WWF calls for caution over increase in bluefina tuna quota

Federation of Maltese Aquaculture Producers join Roderick Galdes in calling for an increase in Malta's bluefin tuna quota. 

Global conservation organisation WWF (World Wildlife Fund) called for caution over calls by agriculture parliamentary secretary Roderick Galdes for a substantial increase in Malta’s Bluefin tuna quota.

Galdes’ request followed a recent report published by the International Commission for the Conservation of Atlantic Tuna’s (ICCAT) Standing Committee on Research and Statistics that bluefin tuna populations are recovering. 

“The stock is no longer at risk of collapse, and this is a direct result of the current recovery plan.,” WWF Mediterranean’s Head of Fisheries Sergi Tudela said. “However, strong concerns remain, particularly regarding the traceability of the fish.”

“In order to ensure a sustainable fishery reliable data is important, but adequate means to fight Illegal, unregulated and unreported fishing (IUU) are also crucial”, Gemma Quilez Badia, WWF’s scientist attending the stock assessment meeting in Madrid said.
The current recovery plan includes the Bluefin Tuna Catch Document (BCD), which aims to ensure full traceability from catch to market. However, the WWF said that the current BCD system remains “plagued with shortcomings that compromise its ability to keep illegal bluefin products out of the market” and that the current BCD does not meet the minimum standards required under EU regulations.

“Reforming ICCAT’s BCD is a task of the utmost urgency to eradicate the illegal practices that have been plaguing this fishery, by ensuring only legal fish enters the global markets,” the WWF said.
“We might be very close to what would be a resounding success in the history of fisheries, the dream of a sustainable bluefin tuna fishery in the Eastern Mediterranean and the Atlantic –let’s hope the lessons of the past have been fully learned and that –at least this time- history doesn’t repeat itself.”
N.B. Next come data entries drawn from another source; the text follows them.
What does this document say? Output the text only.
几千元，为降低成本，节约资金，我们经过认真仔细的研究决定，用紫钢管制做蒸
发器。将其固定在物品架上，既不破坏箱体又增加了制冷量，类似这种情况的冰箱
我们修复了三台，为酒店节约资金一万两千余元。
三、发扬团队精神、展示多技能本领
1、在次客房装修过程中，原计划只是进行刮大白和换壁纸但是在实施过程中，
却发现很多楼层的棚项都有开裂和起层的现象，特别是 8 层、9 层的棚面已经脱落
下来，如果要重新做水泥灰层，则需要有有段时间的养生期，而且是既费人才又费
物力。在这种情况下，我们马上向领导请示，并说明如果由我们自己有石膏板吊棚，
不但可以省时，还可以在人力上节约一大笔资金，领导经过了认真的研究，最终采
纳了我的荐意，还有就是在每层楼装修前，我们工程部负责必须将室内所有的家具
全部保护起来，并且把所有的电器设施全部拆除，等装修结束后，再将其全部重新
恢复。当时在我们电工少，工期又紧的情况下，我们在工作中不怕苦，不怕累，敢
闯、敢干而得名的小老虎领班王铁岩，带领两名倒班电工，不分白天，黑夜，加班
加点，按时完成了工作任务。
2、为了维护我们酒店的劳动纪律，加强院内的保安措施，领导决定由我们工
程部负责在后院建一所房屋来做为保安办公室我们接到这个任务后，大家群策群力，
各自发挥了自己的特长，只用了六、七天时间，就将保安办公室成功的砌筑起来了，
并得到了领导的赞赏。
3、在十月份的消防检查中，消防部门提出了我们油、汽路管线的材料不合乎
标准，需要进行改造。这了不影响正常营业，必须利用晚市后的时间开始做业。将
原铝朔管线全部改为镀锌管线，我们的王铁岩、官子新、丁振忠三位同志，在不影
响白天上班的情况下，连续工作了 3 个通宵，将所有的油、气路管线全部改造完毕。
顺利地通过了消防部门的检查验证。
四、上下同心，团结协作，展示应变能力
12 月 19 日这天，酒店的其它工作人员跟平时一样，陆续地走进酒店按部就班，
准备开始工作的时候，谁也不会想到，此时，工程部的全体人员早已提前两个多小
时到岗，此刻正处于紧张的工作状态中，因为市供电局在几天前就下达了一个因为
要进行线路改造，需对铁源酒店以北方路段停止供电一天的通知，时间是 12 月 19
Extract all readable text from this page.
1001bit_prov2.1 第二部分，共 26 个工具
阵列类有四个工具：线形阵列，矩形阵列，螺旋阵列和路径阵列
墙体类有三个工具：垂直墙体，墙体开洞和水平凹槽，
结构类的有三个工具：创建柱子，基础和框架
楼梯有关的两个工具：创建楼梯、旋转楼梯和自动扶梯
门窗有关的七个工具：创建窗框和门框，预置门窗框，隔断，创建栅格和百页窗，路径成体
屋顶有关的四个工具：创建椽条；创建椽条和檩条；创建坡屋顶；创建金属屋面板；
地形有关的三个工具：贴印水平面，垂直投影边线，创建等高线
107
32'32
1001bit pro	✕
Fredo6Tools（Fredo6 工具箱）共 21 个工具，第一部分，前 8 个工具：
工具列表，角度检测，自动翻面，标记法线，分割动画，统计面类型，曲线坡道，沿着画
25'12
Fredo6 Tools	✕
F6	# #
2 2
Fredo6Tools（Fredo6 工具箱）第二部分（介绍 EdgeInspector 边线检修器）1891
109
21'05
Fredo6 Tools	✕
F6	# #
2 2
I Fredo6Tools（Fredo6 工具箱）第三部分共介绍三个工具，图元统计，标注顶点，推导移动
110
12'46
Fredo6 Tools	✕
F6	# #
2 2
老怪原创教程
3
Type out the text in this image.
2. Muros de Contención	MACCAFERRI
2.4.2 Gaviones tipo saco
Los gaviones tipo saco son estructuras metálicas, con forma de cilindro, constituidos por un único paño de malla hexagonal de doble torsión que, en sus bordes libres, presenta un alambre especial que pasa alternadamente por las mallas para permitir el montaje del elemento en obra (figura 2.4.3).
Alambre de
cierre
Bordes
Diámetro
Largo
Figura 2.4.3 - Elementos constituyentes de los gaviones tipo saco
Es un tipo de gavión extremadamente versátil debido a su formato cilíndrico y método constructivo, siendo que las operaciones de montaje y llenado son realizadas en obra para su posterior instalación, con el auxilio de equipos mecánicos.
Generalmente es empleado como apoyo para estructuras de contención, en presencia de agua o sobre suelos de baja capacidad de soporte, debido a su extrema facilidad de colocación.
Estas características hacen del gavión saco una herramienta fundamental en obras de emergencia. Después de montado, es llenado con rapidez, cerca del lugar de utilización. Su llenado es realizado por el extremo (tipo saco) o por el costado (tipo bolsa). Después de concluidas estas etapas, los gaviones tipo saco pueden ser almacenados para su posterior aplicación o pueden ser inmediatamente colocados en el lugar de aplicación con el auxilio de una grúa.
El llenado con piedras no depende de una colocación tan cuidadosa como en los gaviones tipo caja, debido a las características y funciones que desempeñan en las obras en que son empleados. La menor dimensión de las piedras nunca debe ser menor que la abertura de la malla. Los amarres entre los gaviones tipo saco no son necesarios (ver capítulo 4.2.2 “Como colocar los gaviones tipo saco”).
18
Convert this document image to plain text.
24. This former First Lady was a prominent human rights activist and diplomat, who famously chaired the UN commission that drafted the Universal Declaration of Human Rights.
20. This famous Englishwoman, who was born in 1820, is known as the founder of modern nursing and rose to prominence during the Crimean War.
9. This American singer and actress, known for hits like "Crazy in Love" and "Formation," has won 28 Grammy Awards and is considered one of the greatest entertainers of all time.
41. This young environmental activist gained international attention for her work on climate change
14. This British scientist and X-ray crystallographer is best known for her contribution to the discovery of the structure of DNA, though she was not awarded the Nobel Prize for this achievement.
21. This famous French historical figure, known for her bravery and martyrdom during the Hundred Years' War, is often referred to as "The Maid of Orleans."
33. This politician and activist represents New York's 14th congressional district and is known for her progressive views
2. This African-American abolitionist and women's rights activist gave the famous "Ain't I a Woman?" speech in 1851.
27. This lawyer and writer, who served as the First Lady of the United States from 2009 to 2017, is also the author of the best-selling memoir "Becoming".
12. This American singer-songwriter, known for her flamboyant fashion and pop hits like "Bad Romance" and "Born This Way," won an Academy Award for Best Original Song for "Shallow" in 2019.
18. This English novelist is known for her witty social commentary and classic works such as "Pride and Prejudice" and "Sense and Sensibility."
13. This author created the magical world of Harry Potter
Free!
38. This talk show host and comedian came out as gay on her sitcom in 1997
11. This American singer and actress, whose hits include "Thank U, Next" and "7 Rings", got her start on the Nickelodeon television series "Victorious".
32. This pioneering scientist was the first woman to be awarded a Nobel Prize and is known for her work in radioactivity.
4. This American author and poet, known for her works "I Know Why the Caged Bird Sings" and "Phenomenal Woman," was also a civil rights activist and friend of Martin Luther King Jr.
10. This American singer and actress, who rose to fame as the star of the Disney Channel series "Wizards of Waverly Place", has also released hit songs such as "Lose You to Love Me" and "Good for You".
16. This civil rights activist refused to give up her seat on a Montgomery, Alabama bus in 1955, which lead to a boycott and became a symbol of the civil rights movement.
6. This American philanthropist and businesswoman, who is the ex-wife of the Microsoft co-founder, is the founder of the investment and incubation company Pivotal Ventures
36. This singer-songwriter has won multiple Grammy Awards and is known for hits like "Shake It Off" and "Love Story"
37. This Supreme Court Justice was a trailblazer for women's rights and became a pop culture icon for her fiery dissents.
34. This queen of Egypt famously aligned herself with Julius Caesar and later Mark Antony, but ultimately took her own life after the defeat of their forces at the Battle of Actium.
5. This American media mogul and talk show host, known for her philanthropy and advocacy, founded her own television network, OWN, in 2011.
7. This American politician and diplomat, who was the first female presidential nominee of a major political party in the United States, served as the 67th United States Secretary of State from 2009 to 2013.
However, the Federation of Maltese Aquaculture Producers (FMAP) joined Galdes in calling for an increase in Malta’s Bluefin tuna quota. They said that gradually increasing the catch quota over a period of years will allow the tuna population to keep on recovering.

“The present assessment has concluded that the stock of Bluefin tuna is looking very good and that even a strong increase in the total allowable catch will not affect the recovery plan which is presently in place,” the FMAP said in a statement. “

“The key word here is sustainability, not only in a biological sense, but also in an economic one.”

The total allowable catch for 2015 will be set at this year’s ICCAT annual meeting between 10-17 November.